Os executivos e as empresas serão acusados formalmente ainda por formação de cartel, fraudes em processo licitatório, itens ainda não inclusos nesse primeiro pacote. “As empresas simulavam um ambiente de competição, fraudavam esse ambiente e em reuniões secretas definiam quem iria ganhar a licitação e quais empresas participavam de qual licitação. Temos aí um ambiente fraudado com cartas marcadas”, afirma Dallagnol.

A Petrobrás - tratada como vítima do esquema - reforçou os trabalhos de investigação no mês passado, quando oficialmente passou a integrar o polo ativo dos processos. Com isso, ela virou acusadora formal dos réus, ao lado do Ministério Público Federal.

Até agora, apenas um processo da Lava Jato envolvendo a estatal foi julgado. Nele, que trata da lavagem de dinheiro usada para desviar recursos da obra da Refinaria de Abreu e Lima, em Pernambuco, Costa, Youssef e outros seis réus foram condenados por crimes que integram as cinco ações penais contra os executivos. O ex-diretor de Abastecimento não recebeu perdão judicial e foi sentenciado a 7 anos de 6 meses de reclusão. Deste total serão descontados os períodos em que ficou preso na Polícia Federal em Curitiba e em regime domiciliar, que cumpre desde outubro de 2014.

O esquema - que começou a ser desmontado em março do ano passado - arrecadava de 1% a 3% em contratos da estatal, por meio de diretores indicados pelo PT, PMDB e PP. O prejuízo estimado até agora é de R$ 6 bilhões aos cofres públicos, desviados entre 2004 e 2014.

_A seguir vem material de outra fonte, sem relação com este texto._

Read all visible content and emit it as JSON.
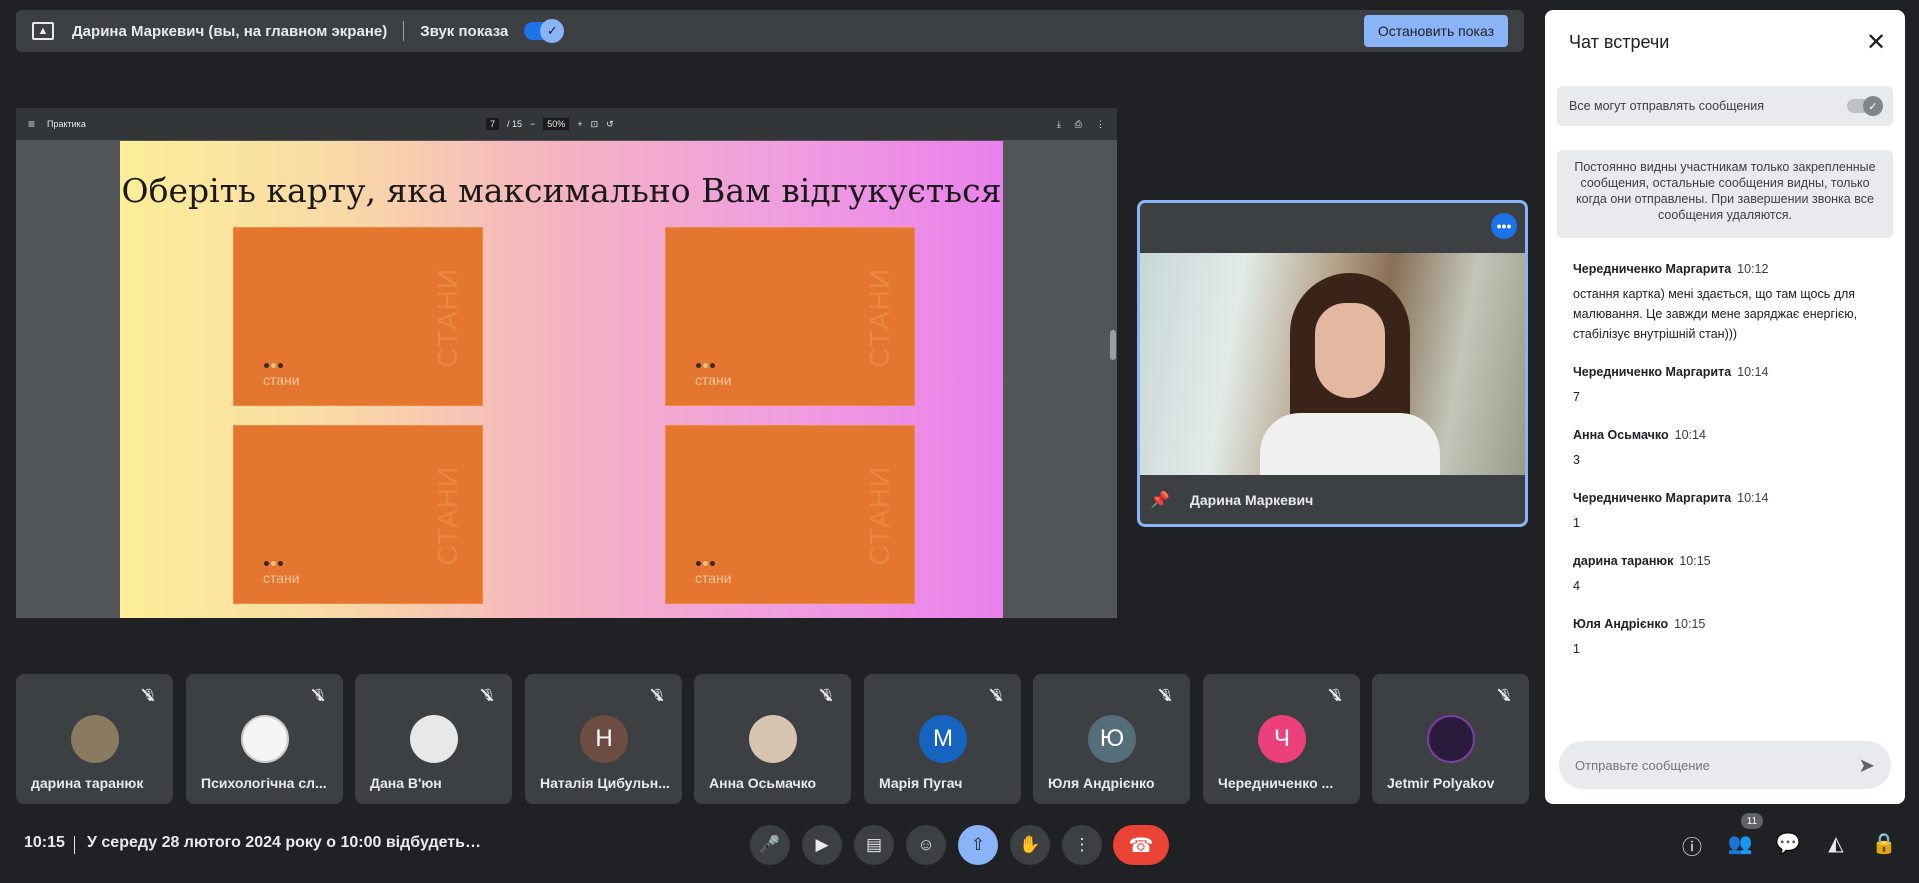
{
  "presenting_bar": {
    "presenter": "Дарина Маркевич (вы, на главном экране)",
    "sound_label": "Звук показа",
    "stop_button": "Остановить показ"
  },
  "pdf_viewer": {
    "title": "Практика",
    "page": "7",
    "page_total": "/ 15",
    "zoom": "50%"
  },
  "slide": {
    "title": "Оберіть карту, яка максимально Вам відгукується",
    "cards": [
      {
        "label": "стани",
        "vertical": "СТАНИ"
      },
      {
        "label": "стани",
        "vertical": "СТАНИ"
      },
      {
        "label": "стани",
        "vertical": "СТАНИ"
      },
      {
        "label": "стани",
        "vertical": "СТАНИ"
      }
    ]
  },
  "pinned_video": {
    "name": "Дарина Маркевич",
    "more_icon": "more-horiz-icon"
  },
  "participants": [
    {
      "name": "дарина таранюк",
      "initial": "",
      "color": "#8a7a60"
    },
    {
      "name": "Психологічна сл...",
      "initial": "",
      "color": "#f5f5f5"
    },
    {
      "name": "Дана В'юн",
      "initial": "",
      "color": "#e8e8e8"
    },
    {
      "name": "Наталія Цибульн...",
      "initial": "Н",
      "color": "#6d4c41"
    },
    {
      "name": "Анна Осьмачко",
      "initial": "",
      "color": "#d7c4b0"
    },
    {
      "name": "Марія Пугач",
      "initial": "М",
      "color": "#1565c0"
    },
    {
      "name": "Юля Андрієнко",
      "initial": "Ю",
      "color": "#546e7a"
    },
    {
      "name": "Чередниченко ...",
      "initial": "Ч",
      "color": "#ec407a"
    },
    {
      "name": "Jetmir Polyakov",
      "initial": "",
      "color": "#2a1b3d"
    }
  ],
  "bottom_bar": {
    "time": "10:15",
    "meeting_title": "У середу 28 лютого 2024 року о 10:00 відбудеться...",
    "people_count": "11"
  },
  "chat": {
    "title": "Чат встречи",
    "permission_label": "Все могут отправлять сообщения",
    "notice": "Постоянно видны участникам только закрепленные сообщения, остальные сообщения видны, только когда они отправлены. При завершении звонка все сообщения удаляются.",
    "messages": [
      {
        "sender": "Чередниченко Маргарита",
        "time": "10:12",
        "text": "остання картка) мені здається, що там щось для малювання. Це завжди мене заряджає енергією, стабілізує внутрішній стан)))"
      },
      {
        "sender": "Чередниченко Маргарита",
        "time": "10:14",
        "text": "7"
      },
      {
        "sender": "Анна Осьмачко",
        "time": "10:14",
        "text": "3"
      },
      {
        "sender": "Чередниченко Маргарита",
        "time": "10:14",
        "text": "1"
      },
      {
        "sender": "дарина таранюк",
        "time": "10:15",
        "text": "4"
      },
      {
        "sender": "Юля Андрієнко",
        "time": "10:15",
        "text": "1"
      }
    ],
    "input_placeholder": "Отправьте сообщение"
  }
}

Pelo rito processual, após os interrogatórios dos empreiteiros, o MPF terá prazo para fazer suas alegações finais de acusação e depois os acusados terão tempo para suas defesas - antes que o juiz comece a elaborar suas sentenças.

Os procuradores da força-tarefa da Lava Jato sustentam que a decisão do Supremo não altera as acusações contra empreiteiros e executivos das principais construtoras do País. Para eles, a necessidade de prisão dos réus, incluindo o dono da UTC Engenharia, Ricardo Pessoa - apontado como o coordenador do cartel -, e o presidente afastado da OAS, José Aldemário Pinheiro, o Leó Pinheiro, está mantida.

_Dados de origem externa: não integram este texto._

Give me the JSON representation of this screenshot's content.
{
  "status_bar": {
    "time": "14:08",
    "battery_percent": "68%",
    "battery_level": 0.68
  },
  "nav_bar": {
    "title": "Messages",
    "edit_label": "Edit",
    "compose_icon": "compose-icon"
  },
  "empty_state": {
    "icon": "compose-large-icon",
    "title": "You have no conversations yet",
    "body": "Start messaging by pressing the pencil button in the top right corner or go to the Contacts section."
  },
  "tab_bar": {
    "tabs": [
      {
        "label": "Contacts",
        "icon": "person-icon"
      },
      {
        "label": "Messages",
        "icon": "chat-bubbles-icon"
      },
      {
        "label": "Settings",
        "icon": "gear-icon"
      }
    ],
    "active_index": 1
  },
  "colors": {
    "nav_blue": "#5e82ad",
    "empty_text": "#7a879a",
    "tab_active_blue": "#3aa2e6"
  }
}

A 2.ª Turma do Supremo, em decisão apertada (3 a 2), tirou os executivos da cadeia após cinco meses e meio, mas estabeleceu restrições na prisão domiciliar, entre elas o uso de tornozeleiras eletrônicas.

 

Cartel. Com a fase final desses primeiros processos que têm como réus executivos de seis empreiteiras, a força-tarefa da Operação Lava Jato entra em nova etapa envolvendo obras da Petrobrás descobertas partir das revelações das delações premiadas.

Serão duas frentes prioritárias. A primeira tem por objetivo concentrar esforços na apresentação de denúncias contra os executivos de outras empreiteiras investigadas por cartel, como a Odebrecht, a Andrade Gutierrez e a Queiroz Galvão.

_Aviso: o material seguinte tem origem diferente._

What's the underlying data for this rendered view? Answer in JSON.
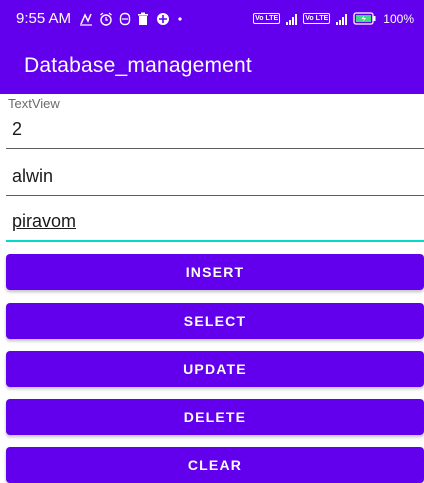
{
  "status_bar": {
    "time": "9:55 AM",
    "icons_left": [
      "gesture-icon",
      "alarm-icon",
      "data-saver-icon",
      "delete-icon",
      "game-icon",
      "dot-icon"
    ],
    "sim1_label": "Vo LTE",
    "sim2_label": "Vo LTE",
    "battery_percent": "100%"
  },
  "app_bar": {
    "title": "Database_management"
  },
  "textview_label": "TextView",
  "fields": [
    {
      "value": "2"
    },
    {
      "value": "alwin"
    },
    {
      "value": "piravom"
    }
  ],
  "buttons": {
    "insert": "INSERT",
    "select": "SELECT",
    "update": "UPDATE",
    "delete": "DELETE",
    "clear": "CLEAR"
  },
  "colors": {
    "primary": "#6200ee",
    "accent": "#03dac5"
  }
}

A segunda frente será aprofundar a descoberta dos esquemas de desvios, propina e lavagem nos contratos das diretorias de Serviços - comandada na época por Renato Duque (preso desde fevereiro) e cota do PT no esquema - e de Internacional - comandada por Nestor Cerveró (preso desde janeiro) e cota do PMDB.

 

Advogados afirmam que processo volta agora a seu ritmo natural

 

As defesas dos nove empreiteiros acusados de envolvimento no esquema de corrupção na Petrobrás consideraram uma vitória a decisão do Supremo Tribunal Federal de transferi-los para a prisão domiciliar. A decisão da 2ª Turma da Corte também foi recebida com alívio pelos advogados, que pretendem reforçar os argumentos contra as acusações formais. Os executivos estavam presos preventivamente em Curitiba havia mais de cinco meses.

Para o criminalista Alberto Zacharias Toron, que defende o empreiteiro Ricardo Pessoa, da UTC Engenharia, “o paciente saiu da UTI”. Agora, segundo Toron, a estratégia é atacar o mérito da acusação ao empreiteiro, denunciado por corrupção ativa e lavagem de dinheiro. O advogado disse que a revogação da prisão “implica um maior conforto quanto ao tempo para apresentação de requerimentos para combater a denúncia do Ministério Público Federal”. “Agora, tudo deixa de ser uma questão urgente."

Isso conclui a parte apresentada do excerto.